Introduction: Ensuring equivalence in high-stakes performance exams is important for patient safety and candidate fairness. We compared inter-school examiner differences within a shared OSCE and resulting impact on students' pass/fail categorisation.
Methods: The same 6 station formative OSCE ran asynchronously in 4 medical schools, with 2 parallel circuits/school. We compared examiners' judgements using Video-based Examiner Score Comparison and Adjustment (VESCA): examiners scored station-specific comparator videos in addition to 'live' student performances, enabling 1/controlled score comparisons by a/examiner-cohorts and b/schools and 2/data linkage to adjust for the influence of examiner-cohorts. We calculated score impact and change in pass/fail categorisation by school.

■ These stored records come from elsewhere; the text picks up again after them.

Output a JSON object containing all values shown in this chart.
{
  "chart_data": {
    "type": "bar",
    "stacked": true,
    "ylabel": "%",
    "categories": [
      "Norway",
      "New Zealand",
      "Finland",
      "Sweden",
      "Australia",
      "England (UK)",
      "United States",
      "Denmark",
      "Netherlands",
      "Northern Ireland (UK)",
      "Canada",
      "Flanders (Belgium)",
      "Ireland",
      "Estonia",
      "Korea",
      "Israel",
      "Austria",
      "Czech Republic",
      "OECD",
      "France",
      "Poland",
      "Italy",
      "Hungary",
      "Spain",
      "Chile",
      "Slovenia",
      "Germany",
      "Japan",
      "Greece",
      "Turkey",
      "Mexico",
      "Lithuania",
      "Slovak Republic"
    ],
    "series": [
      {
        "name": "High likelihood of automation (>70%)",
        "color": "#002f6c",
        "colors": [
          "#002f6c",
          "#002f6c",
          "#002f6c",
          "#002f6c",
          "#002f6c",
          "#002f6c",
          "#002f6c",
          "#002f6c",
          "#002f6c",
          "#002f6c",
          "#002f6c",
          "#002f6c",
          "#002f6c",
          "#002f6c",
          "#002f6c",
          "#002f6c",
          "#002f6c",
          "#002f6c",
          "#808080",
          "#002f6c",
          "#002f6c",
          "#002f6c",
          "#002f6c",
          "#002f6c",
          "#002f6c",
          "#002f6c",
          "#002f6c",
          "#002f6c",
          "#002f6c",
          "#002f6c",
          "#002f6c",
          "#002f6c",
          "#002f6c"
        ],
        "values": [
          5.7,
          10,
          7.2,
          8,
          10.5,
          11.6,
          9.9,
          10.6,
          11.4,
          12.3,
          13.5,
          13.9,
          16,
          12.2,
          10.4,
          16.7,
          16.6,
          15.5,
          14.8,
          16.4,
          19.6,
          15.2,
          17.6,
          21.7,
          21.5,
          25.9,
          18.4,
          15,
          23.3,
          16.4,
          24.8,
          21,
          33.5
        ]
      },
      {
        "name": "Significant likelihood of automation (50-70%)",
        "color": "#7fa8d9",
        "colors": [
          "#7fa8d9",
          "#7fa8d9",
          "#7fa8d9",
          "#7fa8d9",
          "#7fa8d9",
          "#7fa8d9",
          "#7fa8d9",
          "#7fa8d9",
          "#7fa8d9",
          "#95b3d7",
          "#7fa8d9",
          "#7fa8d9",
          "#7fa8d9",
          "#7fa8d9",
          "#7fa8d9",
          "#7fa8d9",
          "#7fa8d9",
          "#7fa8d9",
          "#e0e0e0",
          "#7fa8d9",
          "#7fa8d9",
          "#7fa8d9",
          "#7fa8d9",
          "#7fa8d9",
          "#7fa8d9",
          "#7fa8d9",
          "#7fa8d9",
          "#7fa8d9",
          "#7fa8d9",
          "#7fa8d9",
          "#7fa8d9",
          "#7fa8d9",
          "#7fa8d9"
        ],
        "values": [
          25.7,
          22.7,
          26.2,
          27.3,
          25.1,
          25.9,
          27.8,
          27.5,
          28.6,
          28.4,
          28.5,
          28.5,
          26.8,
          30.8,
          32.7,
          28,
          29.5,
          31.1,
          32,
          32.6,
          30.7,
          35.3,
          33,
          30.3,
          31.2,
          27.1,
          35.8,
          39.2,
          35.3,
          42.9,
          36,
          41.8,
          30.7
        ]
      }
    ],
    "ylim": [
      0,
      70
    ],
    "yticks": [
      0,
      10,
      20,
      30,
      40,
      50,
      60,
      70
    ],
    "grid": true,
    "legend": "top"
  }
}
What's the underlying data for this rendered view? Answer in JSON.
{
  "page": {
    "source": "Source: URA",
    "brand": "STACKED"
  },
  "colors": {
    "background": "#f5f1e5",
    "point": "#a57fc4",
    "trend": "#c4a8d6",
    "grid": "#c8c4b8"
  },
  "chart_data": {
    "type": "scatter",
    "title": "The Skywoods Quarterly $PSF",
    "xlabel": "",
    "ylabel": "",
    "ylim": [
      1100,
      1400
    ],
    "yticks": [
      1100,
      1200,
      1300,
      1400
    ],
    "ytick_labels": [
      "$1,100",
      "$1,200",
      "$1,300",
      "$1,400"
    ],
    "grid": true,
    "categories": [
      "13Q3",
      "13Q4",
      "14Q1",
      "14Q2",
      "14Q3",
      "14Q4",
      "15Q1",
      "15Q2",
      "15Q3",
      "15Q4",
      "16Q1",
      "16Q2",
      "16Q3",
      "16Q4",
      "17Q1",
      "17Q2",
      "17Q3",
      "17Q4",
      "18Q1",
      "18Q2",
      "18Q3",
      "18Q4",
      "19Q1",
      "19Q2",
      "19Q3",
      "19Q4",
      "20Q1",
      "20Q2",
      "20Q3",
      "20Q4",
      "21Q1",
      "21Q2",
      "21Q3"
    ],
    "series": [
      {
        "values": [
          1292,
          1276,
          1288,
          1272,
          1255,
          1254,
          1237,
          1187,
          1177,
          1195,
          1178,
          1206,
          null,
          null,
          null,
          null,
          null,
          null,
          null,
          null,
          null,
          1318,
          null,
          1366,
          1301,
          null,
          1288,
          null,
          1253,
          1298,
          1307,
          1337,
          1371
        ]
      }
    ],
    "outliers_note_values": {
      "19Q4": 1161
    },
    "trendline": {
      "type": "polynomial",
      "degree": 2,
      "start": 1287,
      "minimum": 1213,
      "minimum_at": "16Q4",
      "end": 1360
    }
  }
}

Results: On controlled video-based comparisons, inter-school variations in examiners' scoring (16.3%) were nearly double within-school variations (8.8%). Students' scores received a median adjustment of 5.26% (IQR 2.87-7.17%). The impact of adjusting for examiner differences on students' pass/fail categorisation varied by school, with adjustment reducing failure rate from 39.13% to 8.70% (school 2) whilst increasing failure from 0.00% to 21.74% (school 4).
Discussion: Whilst the formative context may partly account for differences, these findings query whether variations may exist between medical schools in examiners' judgements. This may benefit from systematic appraisal to safeguard equivalence. VESCA provided a viable method for comparisons.
Keywords: Assessment; OSCE; equivalence; medical education.